De manière un peu provocatrice sans doute, elles évoquent un "business plan" pour la France. Qui repose sur la relance de l'investissement public : trois tranches de 30 milliards d'euros y sont consacrées. Avec des sommes allouées d'abord à l'éducation, l'énergie, la santé et la dépendance, le transport collectif, l'agriculture et l'alimentation. 

 

Comment financer ? Les auteurs détaillent les mesures fiscales nécessaires (abolition des décisions depuis 2007 en particulier), mais il sera aussi indispensable de recourir à l'emprunt. Les marchés financiers réagiront-ils violemment ? Les auteurs pensent que non, car c'est la cohérence d'une politique pour relancer la croissance qui les rassurerait.

 

Reste la contrainte extérieure et le rapport à l'Allemagne. Il est évident qu'une telle politique expansionniste risque de se traduire par un afflux d'importations si on agit de manière isolée. Donc il faut trouver un accord au plan européen, en s'alliant avec notre partenaire outre-rhin. Les auteurs proposent un compromis : la France s'engage à revenir dans les critères du pacte de stabilité grâce à la croissance, en échange l'Allemagne s'allie avec la France pour imposer un "Serpent fiscal européen" mettant fin au dumping au sein de l'Union, et permettant la relance nationale.

 

C'est un livre stimulant, puisqu'il retourne nos prétendus archaïsmes pour démontrer qu'il s'agit de nos premiers atouts.
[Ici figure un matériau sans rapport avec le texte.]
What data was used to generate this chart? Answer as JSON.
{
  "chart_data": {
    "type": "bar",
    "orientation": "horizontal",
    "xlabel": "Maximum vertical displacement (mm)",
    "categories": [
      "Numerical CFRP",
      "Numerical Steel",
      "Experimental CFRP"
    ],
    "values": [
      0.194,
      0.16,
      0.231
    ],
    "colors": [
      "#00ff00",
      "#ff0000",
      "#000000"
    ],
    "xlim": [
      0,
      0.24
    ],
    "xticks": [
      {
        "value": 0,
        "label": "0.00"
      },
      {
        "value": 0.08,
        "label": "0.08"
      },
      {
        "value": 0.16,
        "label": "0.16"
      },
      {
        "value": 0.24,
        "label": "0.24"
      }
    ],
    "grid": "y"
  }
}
Et il veut en finir avec cette logique mortifère du "toujours moins" qui sert de doxa économique.

 

Mais malgré tout, les auteurs, à l'instar d'une partie de leurs camarades... prennent soin d'effleurer les questions qui fâchent, sans mordre dedans.  

 

Peut-on réussir un tel plan d'investissement en respectant les Directives Européennes encadrant les aides publiques ? Le Pacte de Stabilité a t-il le moindre fondement économique ? Et le livre n'ose pas évoquer la politique monétaire (pourtant l'école keynésienne a montré qu'il s'agissait d'un levier essentiel). La question du libre échange n'est qu'approchée à travers la notion de serpent fiscal européen. Les auteurs font mine de croire qu'un compromis avec les allemands serait facile à obtenir. Mais dans le cas contraire, la France doit-elle rompre ? L'enjeu du contrôle de certains secteurs clés (l'énergie), et des outils financiers est éludé. La reprise en main des dérives de la financiarisation de l'économie est même qualifiée de secondaire. Les marchés financiers restent des partenaires dans une sphère intouchable, qu'il faut convaincre d'accepter des taux d'intérêt modérés.... On a du mal à croire à ce scenario paisible.

 

Bref, le livre m'a laissé perplexe : le keynésianisme type trente glorieuses est-il possible dans le monde d'aujourd'hui, exonéré des frontières, et où la sphère d'influence communiste ne représente plus une menace pour le capitalisme ? Pourra t-on se passer de certaines ruptures franches avec l'Europe libérale, pour reconquérir des marges d'action substantielles ?

 

Ce sont des questions non tranchées dans le camp progressiste. Et ce livre en est le symptôme...

 

(La suite sera publiée dimanche prochain)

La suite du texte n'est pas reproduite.